Ogni mese sono 322 i cristiani uccisi per la loro fede, 214 gli edifici distrutti o danneggiati per motivi religiosi e 772 i casi di violenza contro i cristiani che comprendono percosse, rapimenti, stupri, arresti e matrimoni forzati. I dati sono forniti da Open Doors, organizzazione no-profit statunitense che si concentra – con analisi, studi e denunce – sul problema dei cristiani perseguitati in più di 60 Paesi.
Il sito di Open Doors espone le cause principali delle persecuzioni: tra queste la presenza di un governo autoritario, ostile verso le minoranze, che controlla il pensiero religioso e la libertà d’espressione; ma la motivazione principale è il mancato rispetto dei diritti fondamentali.
Sul sito dell’associazione è stata pubblicata oggi un’inchiesta che, tra le altre cose, espone i dati relativi alle persecuzioni religiose. È una mappa a classificare i 50 Paesi dove le comunità cristiane affrontano le peggiori persecuzioni. In cima alla lista si conferma, per il quattordicesimo anno consecutivo, la Corea del Nord dove predomina l’ateismo di Stato.
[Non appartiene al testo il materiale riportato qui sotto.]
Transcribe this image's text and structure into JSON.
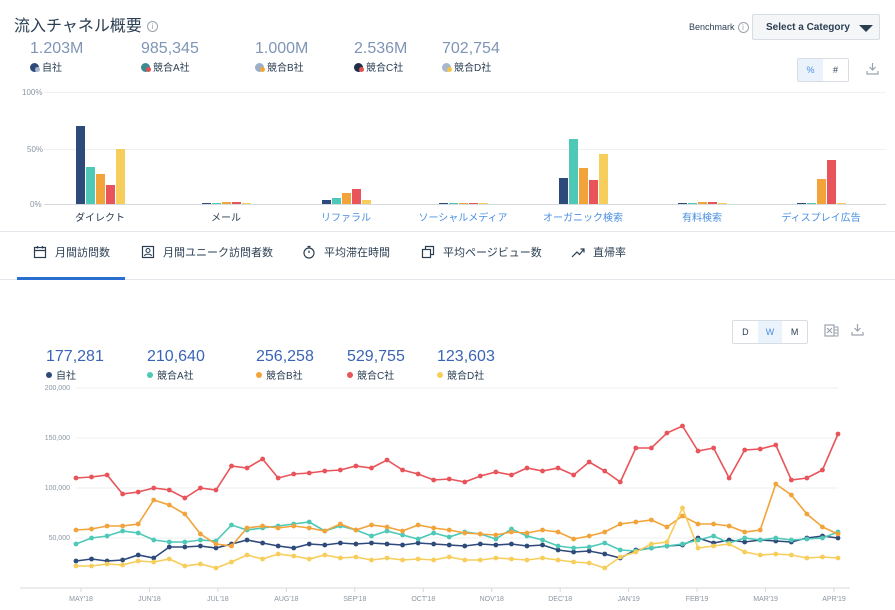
{
  "header": {
    "title": "流入チャネル概要",
    "info": "i"
  },
  "benchmark": {
    "label": "Benchmark",
    "select_value": "Select a Category"
  },
  "summary": [
    {
      "value": "1.203M",
      "label": "自社",
      "color": "#2e4a7a",
      "sub": "#a6b7cf"
    },
    {
      "value": "985,345",
      "label": "競合A社",
      "color": "#3b8a8f",
      "sub": "#e05050"
    },
    {
      "value": "1.000M",
      "label": "競合B社",
      "color": "#9bb0c8",
      "sub": "#f2a33a"
    },
    {
      "value": "2.536M",
      "label": "競合C社",
      "color": "#1f2f4a",
      "sub": "#e05050"
    },
    {
      "value": "702,754",
      "label": "競合D社",
      "color": "#a6b7cf",
      "sub": "#f5c542"
    }
  ],
  "view_toggle": {
    "percent": "%",
    "number": "#"
  },
  "channel_chart": {
    "y_ticks": [
      "100%",
      "50%",
      "0%"
    ],
    "series_colors": [
      "#2e4a7a",
      "#4ec9b7",
      "#f2a33a",
      "#e8545a",
      "#f7cd5b"
    ],
    "categories": [
      {
        "label": "ダイレクト",
        "link": false,
        "values": [
          70,
          33,
          27,
          17,
          49
        ]
      },
      {
        "label": "メール",
        "link": false,
        "values": [
          1,
          1,
          2,
          2,
          1
        ]
      },
      {
        "label": "リファラル",
        "link": true,
        "values": [
          4,
          5,
          10,
          13,
          4
        ]
      },
      {
        "label": "ソーシャルメディア",
        "link": true,
        "values": [
          1,
          1,
          1,
          1,
          1
        ]
      },
      {
        "label": "オーガニック検索",
        "link": true,
        "values": [
          23,
          58,
          32,
          21,
          45
        ]
      },
      {
        "label": "有料検索",
        "link": true,
        "values": [
          1,
          1,
          2,
          2,
          1
        ]
      },
      {
        "label": "ディスプレイ広告",
        "link": true,
        "values": [
          1,
          1,
          22,
          39,
          1
        ]
      }
    ]
  },
  "tabs": [
    {
      "label": "月間訪問数",
      "icon": "calendar-icon"
    },
    {
      "label": "月間ユニーク訪問者数",
      "icon": "person-icon"
    },
    {
      "label": "平均滞在時間",
      "icon": "stopwatch-icon"
    },
    {
      "label": "平均ページビュー数",
      "icon": "pages-icon"
    },
    {
      "label": "直帰率",
      "icon": "trend-icon"
    }
  ],
  "granularity": {
    "d": "D",
    "w": "W",
    "m": "M"
  },
  "line_stats": [
    {
      "value": "177,281",
      "label": "自社",
      "color": "#2e4a7a"
    },
    {
      "value": "210,640",
      "label": "競合A社",
      "color": "#4ec9b7"
    },
    {
      "value": "256,258",
      "label": "競合B社",
      "color": "#f2a33a"
    },
    {
      "value": "529,755",
      "label": "競合C社",
      "color": "#e8545a"
    },
    {
      "value": "123,603",
      "label": "競合D社",
      "color": "#f7cd5b"
    }
  ],
  "chart_data": {
    "type": "line",
    "ylim": [
      0,
      200000
    ],
    "y_ticks": [
      "200,000",
      "150,000",
      "100,000",
      "50,000"
    ],
    "x_ticks": [
      "MAY'18",
      "JUN'18",
      "JUL'18",
      "AUG'18",
      "SEP'18",
      "OCT'18",
      "NOV'18",
      "DEC'18",
      "JAN'19",
      "FEB'19",
      "MAR'19",
      "APR'19"
    ],
    "series": [
      {
        "name": "自社",
        "color": "#2e4a7a",
        "values": [
          27000,
          29000,
          27000,
          28000,
          33000,
          30000,
          41000,
          41000,
          42000,
          40000,
          44000,
          48000,
          45000,
          42000,
          40000,
          44000,
          43000,
          45000,
          44000,
          45000,
          44000,
          43000,
          45000,
          44000,
          43000,
          42000,
          44000,
          43000,
          44000,
          42000,
          43000,
          38000,
          36000,
          37000,
          34000,
          30000,
          38000,
          40000,
          42000,
          43000,
          50000,
          45000,
          48000,
          46000,
          48000,
          47000,
          46000,
          50000,
          52000,
          50000
        ]
      },
      {
        "name": "競合A社",
        "color": "#4ec9b7",
        "values": [
          44000,
          50000,
          52000,
          57000,
          55000,
          48000,
          46000,
          46000,
          48000,
          47000,
          63000,
          58000,
          60000,
          62000,
          64000,
          66000,
          57000,
          62000,
          58000,
          52000,
          57000,
          53000,
          49000,
          55000,
          51000,
          56000,
          54000,
          49000,
          59000,
          52000,
          48000,
          42000,
          40000,
          41000,
          45000,
          38000,
          37000,
          40000,
          42000,
          44000,
          48000,
          52000,
          45000,
          50000,
          48000,
          50000,
          48000,
          49000,
          50000,
          56000
        ]
      },
      {
        "name": "競合B社",
        "color": "#f2a33a",
        "values": [
          58000,
          59000,
          62000,
          62000,
          64000,
          88000,
          83000,
          74000,
          54000,
          44000,
          42000,
          60000,
          62000,
          60000,
          62000,
          60000,
          57000,
          64000,
          58000,
          63000,
          61000,
          57000,
          63000,
          60000,
          58000,
          55000,
          54000,
          53000,
          56000,
          55000,
          58000,
          56000,
          49000,
          52000,
          56000,
          64000,
          66000,
          68000,
          61000,
          72000,
          64000,
          64000,
          62000,
          56000,
          58000,
          104000,
          93000,
          74000,
          61000,
          54000
        ]
      },
      {
        "name": "競合C社",
        "color": "#e8545a",
        "values": [
          110000,
          111000,
          113000,
          94000,
          96000,
          100000,
          98000,
          90000,
          100000,
          98000,
          122000,
          120000,
          129000,
          110000,
          114000,
          115000,
          117000,
          118000,
          122000,
          120000,
          128000,
          118000,
          114000,
          108000,
          109000,
          106000,
          112000,
          116000,
          113000,
          120000,
          117000,
          120000,
          113000,
          126000,
          117000,
          106000,
          140000,
          140000,
          155000,
          162000,
          137000,
          140000,
          110000,
          138000,
          139000,
          143000,
          108000,
          110000,
          118000,
          154000
        ]
      },
      {
        "name": "競合D社",
        "color": "#f7cd5b",
        "values": [
          22000,
          22000,
          24000,
          23000,
          27000,
          26000,
          29000,
          22000,
          24000,
          20000,
          26000,
          33000,
          29000,
          34000,
          32000,
          29000,
          33000,
          30000,
          31000,
          28000,
          30000,
          28000,
          29000,
          28000,
          31000,
          28000,
          28000,
          30000,
          29000,
          28000,
          30000,
          28000,
          26000,
          25000,
          20000,
          31000,
          36000,
          44000,
          46000,
          80000,
          40000,
          42000,
          44000,
          36000,
          33000,
          34000,
          33000,
          30000,
          31000,
          30000
        ]
      }
    ]
  }
}
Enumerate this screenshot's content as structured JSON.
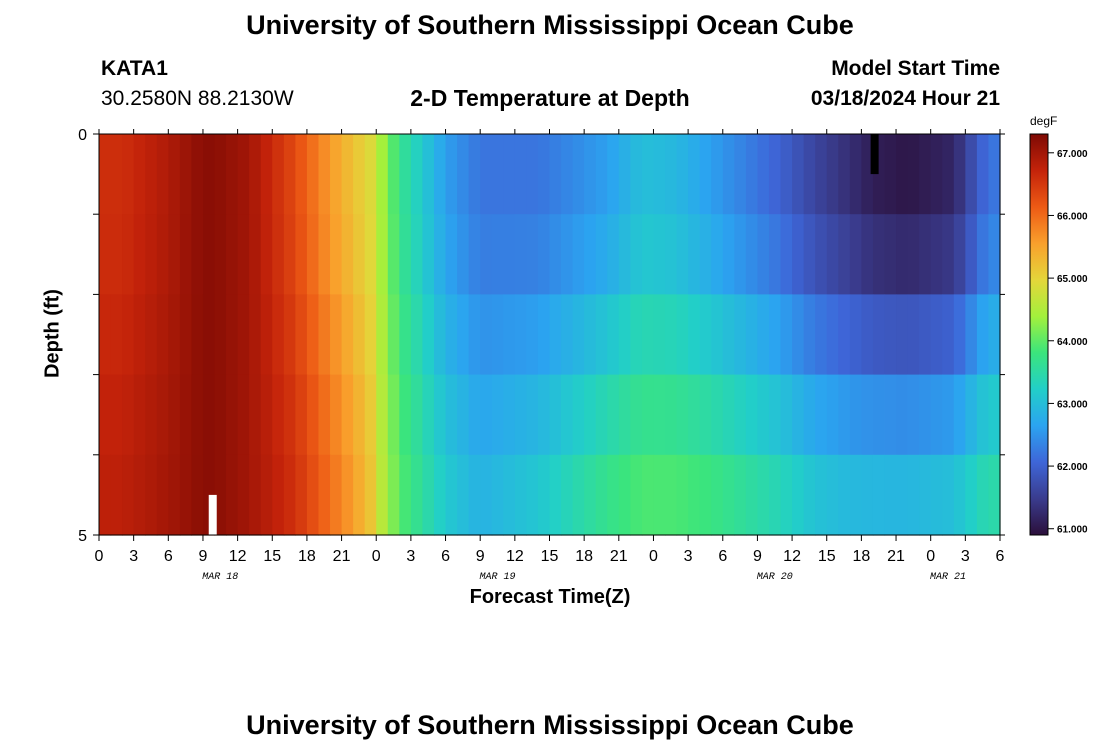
{
  "page": {
    "title_top": "University of Southern Mississippi Ocean Cube",
    "title_bottom": "University of Southern Mississippi Ocean Cube",
    "station_name": "KATA1",
    "station_coords": "30.2580N  88.2130W",
    "plot_title": "2-D Temperature at Depth",
    "model_start_label": "Model Start Time",
    "model_start_value": "03/18/2024 Hour 21"
  },
  "chart_data": {
    "type": "heatmap",
    "title": "2-D Temperature at Depth",
    "xlabel": "Forecast Time(Z)",
    "ylabel": "Depth (ft)",
    "x_tick_labels": [
      "0",
      "3",
      "6",
      "9",
      "12",
      "15",
      "18",
      "21",
      "0",
      "3",
      "6",
      "9",
      "12",
      "15",
      "18",
      "21",
      "0",
      "3",
      "6",
      "9",
      "12",
      "15",
      "18",
      "21",
      "0",
      "3",
      "6"
    ],
    "date_labels": [
      {
        "label": "MAR 18",
        "hour_index": 10.5
      },
      {
        "label": "MAR 19",
        "hour_index": 34.5
      },
      {
        "label": "MAR 20",
        "hour_index": 58.5
      },
      {
        "label": "MAR 21",
        "hour_index": 73.5
      }
    ],
    "y_tick_labels": [
      "0",
      "5"
    ],
    "ylim": [
      0,
      5
    ],
    "x_hours": 78,
    "depth_rows": 5,
    "units": "degF",
    "colorbar": {
      "label": "degF",
      "min": 60.9,
      "max": 67.3,
      "ticks": [
        "67.000",
        "66.000",
        "65.000",
        "64.000",
        "63.000",
        "62.000",
        "61.000"
      ],
      "tick_values": [
        67,
        66,
        65,
        64,
        63,
        62,
        61
      ],
      "colors": [
        "#2b0f3a",
        "#3a3c8e",
        "#3e66d8",
        "#2ba4f0",
        "#22cfc8",
        "#3be57c",
        "#a3f03c",
        "#e4d63a",
        "#f9a02c",
        "#ed5a15",
        "#c4230a",
        "#7e0a04"
      ]
    },
    "temperature_time_keyframes": {
      "hours": [
        0,
        2,
        6,
        9,
        10,
        13,
        17,
        20,
        22,
        23.5,
        24.5,
        26,
        30,
        33,
        38,
        44,
        47,
        50,
        53,
        56,
        59,
        62,
        65,
        67,
        70,
        74,
        77
      ],
      "surface": [
        66.6,
        66.6,
        66.9,
        67.2,
        67.2,
        67.0,
        66.3,
        65.6,
        65.2,
        64.9,
        64.4,
        63.7,
        62.6,
        62.2,
        62.2,
        62.6,
        63.0,
        62.9,
        62.6,
        62.3,
        62.0,
        61.6,
        61.3,
        61.1,
        61.0,
        61.2,
        62.2
      ],
      "bottom": [
        66.8,
        66.8,
        67.0,
        67.2,
        67.2,
        67.0,
        66.6,
        66.0,
        65.6,
        65.2,
        64.6,
        64.0,
        63.2,
        62.9,
        63.2,
        63.8,
        64.0,
        64.0,
        63.9,
        63.7,
        63.5,
        63.2,
        63.1,
        63.1,
        63.1,
        63.2,
        63.6
      ]
    },
    "depth_weights": [
      0,
      0.12,
      0.4,
      0.68,
      0.9
    ]
  }
}
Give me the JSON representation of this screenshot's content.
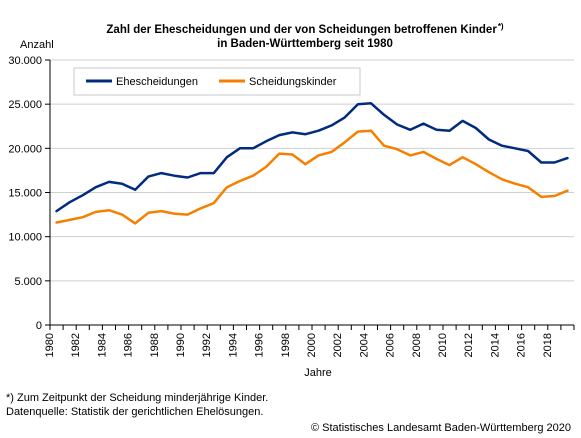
{
  "chart_data": {
    "type": "line",
    "title_line1": "Zahl der Ehescheidungen und der von Scheidungen betroffenen Kinder",
    "title_sup": "*)",
    "title_line2": "in Baden-Württemberg seit 1980",
    "ylabel": "Anzahl",
    "xlabel": "Jahre",
    "ylim": [
      0,
      30000
    ],
    "yticks": [
      0,
      5000,
      10000,
      15000,
      20000,
      25000,
      30000
    ],
    "ytick_labels": [
      "0",
      "5.000",
      "10.000",
      "15.000",
      "20.000",
      "25.000",
      "30.000"
    ],
    "xticks": [
      1980,
      1982,
      1984,
      1986,
      1988,
      1990,
      1992,
      1994,
      1996,
      1998,
      2000,
      2002,
      2004,
      2006,
      2008,
      2010,
      2012,
      2014,
      2016,
      2018
    ],
    "grid": true,
    "legend_position": "top-left",
    "x": [
      1980,
      1981,
      1982,
      1983,
      1984,
      1985,
      1986,
      1987,
      1988,
      1989,
      1990,
      1991,
      1992,
      1993,
      1994,
      1995,
      1996,
      1997,
      1998,
      1999,
      2000,
      2001,
      2002,
      2003,
      2004,
      2005,
      2006,
      2007,
      2008,
      2009,
      2010,
      2011,
      2012,
      2013,
      2014,
      2015,
      2016,
      2017,
      2018,
      2019
    ],
    "series": [
      {
        "name": "Ehescheidungen",
        "color": "#002b7f",
        "values": [
          12900,
          13900,
          14700,
          15600,
          16200,
          16000,
          15300,
          16800,
          17200,
          16900,
          16700,
          17200,
          17200,
          19000,
          20000,
          20000,
          20800,
          21500,
          21800,
          21600,
          22000,
          22600,
          23500,
          25000,
          25100,
          23800,
          22700,
          22100,
          22800,
          22100,
          22000,
          23100,
          22300,
          21000,
          20300,
          20000,
          19700,
          18400,
          18400,
          18900
        ]
      },
      {
        "name": "Scheidungskinder",
        "color": "#f77f00",
        "values": [
          11600,
          11900,
          12200,
          12800,
          13000,
          12500,
          11500,
          12700,
          12900,
          12600,
          12500,
          13200,
          13800,
          15600,
          16300,
          16900,
          17900,
          19400,
          19300,
          18200,
          19200,
          19600,
          20700,
          21900,
          22000,
          20300,
          19900,
          19200,
          19600,
          18800,
          18100,
          19000,
          18200,
          17300,
          16500,
          16000,
          15600,
          14500,
          14600,
          15200
        ]
      }
    ]
  },
  "footnotes": {
    "line1": "*) Zum Zeitpunkt der Scheidung minderjährige Kinder.",
    "line2": "Datenquelle: Statistik der gerichtlichen Ehelösungen.",
    "copyright": "© Statistisches Landesamt Baden-Württemberg 2020"
  }
}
Il leader Kim Jong-Un si oppone in modo violento a qualsiasi ideologia o fede che sia differente dal pensiero del regime comunista. I cristiani, in Corea del Nord, cercano di nascondere la propria fede il più possibile per evitare l’arresto e la deportazione nei campi di lavoro.
La maggioranza dei Paesi presenti in classifica sono a maggioranza musulmana, ma quasi tutti si distinguono per una situazione politica instabile. Stati come l’Eritrea (terzo posto) sono casi particolari in quanto, nonostante sia caratterizzato da una significativa presenza cristiana, registra un elevato tasso di persecuzione.
Open Doors posiziona il Kenya al sedicesimo posto: questa situazione è dovuta alla composizione etnica molto complessa del Paese africano, che influisce fortemente sulla politica. L’82% della popolazione kenyota è cristiana, ma la minoranza musulmana (10-15%) è diventata sempre più influente nelle istituzioni.
Due Stati outsider spiccano nella classifica: la Colombia (46° posto) e il Messico (40° posto). Il primo è formalmente un Paese democratico, dove la libertà religiosa è garantita, ma ci sono grandi aree sotto il controllo della criminalità organizzata, dei cartelli della droga e di gruppi rivoluzionari paramilitari: un contesto dove l’impunità è la norma e tutti gli abitanti soffrono di questo conflitto, dunque anche la componente cristiana. Nel caso messicano, le persecuzioni riguardano i cristiani che tentano di migliorare una realtà sociale corrotta e manipolata.